Big money to go away
The company that mostly built and was to run the big water desalination plant in Hillsborough County has been given a $5 million golden parachute and told to go away.
Tampa Bay Water officials agreed to pay the sum to Covanta, the outfit that built the plant. The desal facility has been shut down due to a fear that the filters that strain salt from water were being damaged.
Tampa Bay Water and Covanta had been in court for the past few months regarding contract issues.
The plant is now supposed to be fully operational in 2005, producing 25 million gallons of potable water a day.
Value of one book
Dr. Sylvia Earle's book, "Sea Change: A Message of the Oceans" was worth $46 million to one Texas publisher. No, not in royalties or an advance, but for the betterment of the Gulf.

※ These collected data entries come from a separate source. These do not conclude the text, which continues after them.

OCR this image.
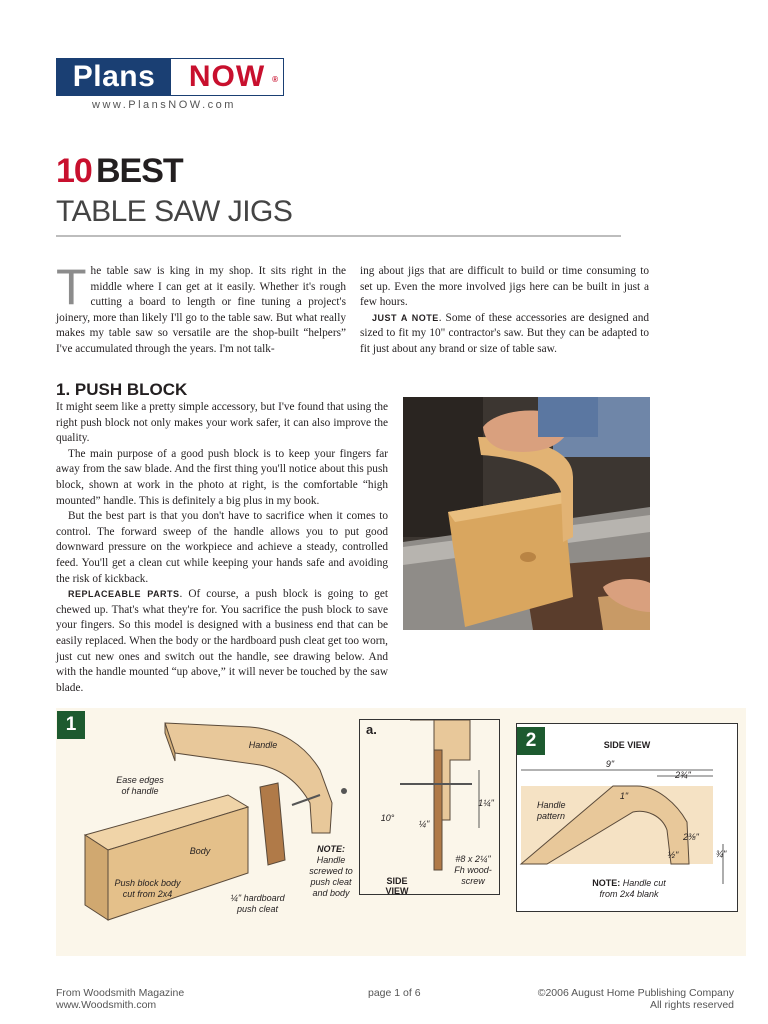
Plans	NOW ®
www.PlansNOW.com
10 BEST
TABLE SAW JIGS

The table saw is king in my shop. It sits right in the middle where I can get at it easily. Whether it's rough cutting a board to length or fine tuning a project's joinery, more than likely I'll go to the table saw. But what really makes my table saw so versatile are the shop-built “helpers” I've accumulated through the years. I'm not talk-

ing about jigs that are difficult to build or time consuming to set up. Even the more involved jigs here can be built in just a few hours.

JUST A NOTE. Some of these accessories are designed and sized to fit my 10" contractor's saw. But they can be adapted to fit just about any brand or size of table saw.

1. PUSH BLOCK

It might seem like a pretty simple accessory, but I've found that using the right push block not only makes your work safer, it can also improve the quality.

The main purpose of a good push block is to keep your fingers far away from the saw blade. And the first thing you'll notice about this push block, shown at work in the photo at right, is the comfortable “high mounted” handle. This is definitely a big plus in my book.

But the best part is that you don't have to sacrifice when it comes to control. The forward sweep of the handle allows you to put good downward pressure on the workpiece and achieve a steady, controlled feed. You'll get a clean cut while keeping your hands safe and avoiding the risk of kickback.

REPLACEABLE PARTS. Of course, a push block is going to get chewed up. That's what they're for. You sacrifice the push block to save your fingers. So this model is designed with a business end that can be easily replaced. When the body or the hardboard push cleat get too worn, just cut new ones and switch out the handle, see drawing below. And with the handle mounted “up above,” it will never be touched by the saw blade.

1
Handle
Ease edges
of handle
Body
Push block body
cut from 2x4	¼" hardboard
push cleat
NOTE:
Handle
screwed to
push cleat
and body
a.
10°
¼"
1¼"
#8 x 2¼"
Fh wood-
screw
SIDE
VIEW
SIDE VIEW
9"
2¾"
Handle
pattern
1"
2⅜"
½"	¾"
NOTE: Handle cut
from 2x4 blank
2
From Woodsmith Magazine
www.Woodsmith.com
page 1 of 6	©2006 August Home Publishing Company
All rights reserved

Edward Harte is the retired owner and publisher of a daily newspaper in Corpus Christi, Texas. His son gave him a copy of Earle's book, and Harte the elder liked it and its message so much he wrote a check establishing the Harte Research Institute For Gulf of Mexico Studies, which is charged with being a "cooperator and collaborator with other marine labs" to focus on the Gulf.
Harte was at Mote Marine Laboratory the other week, the same lab that Dr. Earle was director of at one time. She still serves on the board of directors, and is also the "explorer in residence" at the National Geographic Society and chairs Gulf studies at the Harte Institute.
A few years ago there was some buzz in the publishing world about Stephen King signing a three-book contract with a London publishing house for $46 million.
It looks like Dr. Earle has trumped ol' Steve, doesn't it?
The Harte Institute has a Web site, www.gulfbase.org, which includes a whole slew of information about the Gulf. Among the entries in the "circulation" category is the following:
"Water enters the Gulf through the Yucatan Strait, circulates as the Loop Current, and exits through the Florida Strait, eventually forming the Gulf Stream. Portions of the Loop Current often break away, forming eddies or 'gyres,' which affect regional current patterns. Smaller wind-driven and tidal currents are created in nearshore environments.
"Drainage into the Gulf of Mexico is extensive and includes 20 major river systems covering over 3.8 million square kilometers of the continental United States. Annual freshwater inflow to the Gulf is approximately 280 trillion gallons, of which 85 percent comes from the United States, with 64 percent originating from the Mississippi River alone. Additional freshwater inputs originate in Mexico, the Yucatan Peninsula and Cuba."